TV

What Exactly Is Quibi, The Platform That Drew Bill Murray Out From Under His Rock?

With the glut of streaming services available in 2019, the dream of an a la carte cable package of the early aughts has become a dystopian nightmare of heavy bandwidth and multiple monthly charges on your credit card. But for every Disney+ or Apple TV+ there are more abstract options available. Like Quibi, for example.

If you’ve paid any attention to entertainment news in recent weeks, you know Quibi is coming. And there are a lot of people planning shows with Quibi. Kevin Hart has something called Action Show in the works. Stephen Spielberg will give it a horror show you can only watch at night. WWE is making content for it, so is Eric Andre, and even the Marvel Cinematic Universe will get a documentary made about it (and its turf war with DC) when the platform launches.

But what is Quibi? And where did Quibi come from? Perhaps this question is more relevant considering that Quibi managed to land Bill Murray as a recurring guest star in an upcoming series called The Now.

The network announced Friday that Murray had signed onto the Peter and Bobby Farrelly comedy about Dave Franco’s Ed Poole realizing he needs to live in The Now after learning various other members of his family had committed suicide. According to a release, Murray’s character details are meant to be “under wraps.” Variety reported Friday that Murray’s scenes had wrapped up, though the show itself is still in production. Other than Murray and Franco, the cast includes O’Shea Jackson Jr., Daryl Hannah, and Jimmy Tatro as leads, as well as Alyssa Milano, Rob Yang, and Lex Scott Davis in smaller roles.

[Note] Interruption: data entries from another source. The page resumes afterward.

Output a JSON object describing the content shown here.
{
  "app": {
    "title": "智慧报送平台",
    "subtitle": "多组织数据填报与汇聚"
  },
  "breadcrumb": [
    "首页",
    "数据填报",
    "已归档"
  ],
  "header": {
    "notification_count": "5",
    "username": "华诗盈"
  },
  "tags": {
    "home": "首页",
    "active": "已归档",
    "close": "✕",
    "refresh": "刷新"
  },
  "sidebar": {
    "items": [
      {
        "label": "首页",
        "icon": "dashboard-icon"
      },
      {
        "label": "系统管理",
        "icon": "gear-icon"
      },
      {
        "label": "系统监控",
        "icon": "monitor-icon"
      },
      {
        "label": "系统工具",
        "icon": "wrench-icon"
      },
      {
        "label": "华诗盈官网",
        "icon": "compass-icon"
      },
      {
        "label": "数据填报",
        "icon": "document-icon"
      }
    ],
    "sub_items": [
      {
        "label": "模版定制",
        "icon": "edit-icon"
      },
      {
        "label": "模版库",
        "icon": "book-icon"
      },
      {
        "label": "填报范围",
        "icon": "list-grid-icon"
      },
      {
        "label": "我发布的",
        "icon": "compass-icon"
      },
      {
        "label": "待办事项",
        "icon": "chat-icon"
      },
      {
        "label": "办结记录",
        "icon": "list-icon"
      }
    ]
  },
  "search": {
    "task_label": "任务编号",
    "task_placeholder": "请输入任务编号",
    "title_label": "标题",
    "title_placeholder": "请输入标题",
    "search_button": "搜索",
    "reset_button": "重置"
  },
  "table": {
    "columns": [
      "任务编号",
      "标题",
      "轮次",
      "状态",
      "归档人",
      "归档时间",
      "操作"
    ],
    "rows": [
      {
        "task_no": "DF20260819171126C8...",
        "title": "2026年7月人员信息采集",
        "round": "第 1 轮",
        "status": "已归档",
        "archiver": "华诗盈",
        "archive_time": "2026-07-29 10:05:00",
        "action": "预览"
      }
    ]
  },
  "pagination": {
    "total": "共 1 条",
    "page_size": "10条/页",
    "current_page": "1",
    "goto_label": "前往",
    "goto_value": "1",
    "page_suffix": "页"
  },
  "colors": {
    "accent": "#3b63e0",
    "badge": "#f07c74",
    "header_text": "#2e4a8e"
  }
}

Quibi is trying hard to define itself as something more than just another platform for streaming TV shows and movies. It describes itself as a tech start-up based in Los Angeles. And its name apparently comes from a portmanteau of “quick bites,” in case you were wondering.

Quibi

So where did it come from? Founded by former Walt Disney Studios chairman Jeffrey Katzenberg, Quibi wants to attract young viewers with “quick bites” of content and has built up an impressive ad network for the platform, which is slated to debut in April 2020. According to Variety, Quibi has more than $100 million in ad sales already lined up from companies like Google, Procter & Gamble, PepsiCo, Walmart, Progressive, and AB InBev. More importantly, it plans to spend more than a billion dollars on content in its first year, which is likely why so many big names have signed on to make things for Quibi. It’s also nailed down investments from a variety of other media companies.

The company has raised $1 billion from investors including Disney, NBCUniversal, Sony Pictures Entertainment, Viacom, WarnerMedia, Lionsgate, MGM, ITV and Entertainment One. Quibi forecasts spending a little over that amount — $1.1 billion — on content in Year One, Whitman said, with a target of some 7,000 short-form episodes. The company is seeking to raise an additional $500 million, either later this year or early 2020, which will take the company to breakeven, Whitman said.

The mobile-only streaming service will launch at $5 a month, with an ad-free $8 dollar option. It also touts former eBay and Dell CEO Meg Whitman at the helm, which apparently has attracted brand partners to the startup and helped them get off the ground, content-wise. In a Hollywood Reporter article dictated by Whitman, she described the start-up as young and attempting to reflect the audience it hopes to attract.

Our target audience at Quibi is 25 to 35 years old, so we said, “What better way to get content for that target demo than hiring our target demo?” Over 70 percent of our staff is under the age of 40 and more than 30 percent is under the age of 30. We had the same demographic at eBay back in the day, so I’ve experienced this before.

One could point out, however, that while eBay grew into a force in e-commerce, Quibi is entering a much more crowded and well-backed streaming marketplace in 2019. But Whitman is confident Quibi will be big, even if she doesn’t always know what her staff is saying.

There’s a whole social networking language; sometimes I have to ask, “What are you talking about?” Like with the terms “stans” (big fans) and “fam” (work friends). But I will say this about the next generation: Don’t underestimate them. They will do amazing things.

Who will stan for Quibi? Only time will tell. But if you have a quibble with the name Quibi, you might have to deal with it, fam. It’s clearly drawing a lot of interest from some big names who think short-form quick bites are going to win big.